Instant View - UK January manufacturing output falls, trade gaps narrows

LONDON (Reuters) - British manufacturing output fell in January at the fastest pace since June, wiping out the previous month's gains and reinforcing fears that the economy made a weak start to the year.

Separate ONS data showed a rare improvement in Britain's trade position, driven by the biggest monthly drop in oil imports since 2008.

ANALYSTS' VIEWS

JAMES KNIGHTLEY, UK ECONOMIST, ING

"With the February PMI manufacturing index coming in so weak and with orders numbers also disappointing it looks as though this sector is going to be a major drag on growth in the first quarter of 2013.

"We have already has poor construction numbers for the start of the quarter so the prospect of yet another return to technical recession is very real.

"This will intensify the pressure on the BoE to do more to help support the economy, given government officials suggest they have no intention of letting up on austerity.

"As a result more QE remains probable with sterling very much biased to the downside.

"Admittedly the trade balance has improved, but this is more to do with weakness in imports than a pick-up in exports. As such it underlines the weak domestic demand story in the UK."

PHILIP SHAW, UK ECONOMIST, INVESTEC

"The manufacturing figures are appalling. They represent a very poor start to 2013 for the factory sector. This may be a snow story once again, but one should be wary about putting too much of the blame onto weather conditions.

"Our view is that the UK will probably avoid a triple-dip recession but these figures hardly inspire confidence in that view.

"The softness of the numbers, irrespective of special events really puts the pressure on the Chancellor to deliver some sort of stimulus to the economy.

"Clearly on the fiscal side, there is no room to relax policy, either by cutting taxes or raising spending. What he seems likely to do would be to give the Monetary Policy Committee more licence to be aggressive on policy as suggested by newspaper headlines last week. And there remains the question of trying to channel credit to SMEs."

MIKE RIGBY, HEAD OF MANUFACTURING, BARCLAYS

"After a positive end to last year, January's figures show that the outlook remains difficult with uncertainty set for the medium-term. Manufacturing has long been seen as a precursor for the UK economy, and therefore it's no surprise that current activity mirrors the challenging economic environment. The sector is keen to see if there will be any additional support in the Budget next week."

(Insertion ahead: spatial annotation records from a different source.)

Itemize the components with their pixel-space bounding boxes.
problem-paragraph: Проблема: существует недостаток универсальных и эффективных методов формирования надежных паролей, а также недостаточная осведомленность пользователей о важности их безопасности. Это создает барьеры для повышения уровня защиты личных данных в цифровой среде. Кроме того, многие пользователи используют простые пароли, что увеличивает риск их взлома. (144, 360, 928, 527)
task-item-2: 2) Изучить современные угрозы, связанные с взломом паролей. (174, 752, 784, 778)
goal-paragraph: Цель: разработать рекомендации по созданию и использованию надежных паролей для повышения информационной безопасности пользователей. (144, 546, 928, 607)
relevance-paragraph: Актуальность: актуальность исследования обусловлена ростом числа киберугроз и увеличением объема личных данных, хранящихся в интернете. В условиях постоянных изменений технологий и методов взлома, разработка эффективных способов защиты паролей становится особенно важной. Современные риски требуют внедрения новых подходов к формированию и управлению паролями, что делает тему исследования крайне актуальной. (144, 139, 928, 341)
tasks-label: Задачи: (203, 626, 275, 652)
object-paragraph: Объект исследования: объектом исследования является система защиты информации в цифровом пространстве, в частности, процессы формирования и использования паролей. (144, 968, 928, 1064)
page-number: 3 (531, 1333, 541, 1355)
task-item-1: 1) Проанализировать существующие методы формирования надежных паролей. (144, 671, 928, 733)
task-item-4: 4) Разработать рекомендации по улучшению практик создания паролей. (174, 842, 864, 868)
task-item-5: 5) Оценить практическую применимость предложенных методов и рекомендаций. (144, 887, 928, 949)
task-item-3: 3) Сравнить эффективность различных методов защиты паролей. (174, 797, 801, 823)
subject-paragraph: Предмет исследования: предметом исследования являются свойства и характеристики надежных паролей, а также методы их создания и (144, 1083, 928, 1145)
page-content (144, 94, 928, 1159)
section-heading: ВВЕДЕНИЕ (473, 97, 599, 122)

DAVID TINSLEY, UK ECONOMIST, BNP PARIBAS:

"They are extremely disappointing manufacturing production numbers. Perhaps the story is not the weather behind the overall picture and it's not just down to oil output that has led to distortions in the data over the last six months or so. Basically it's a very bad start to January and therefore the first quarter. Unless the service sector delivers solid growth, we are likely to see a contraction in the first quarter."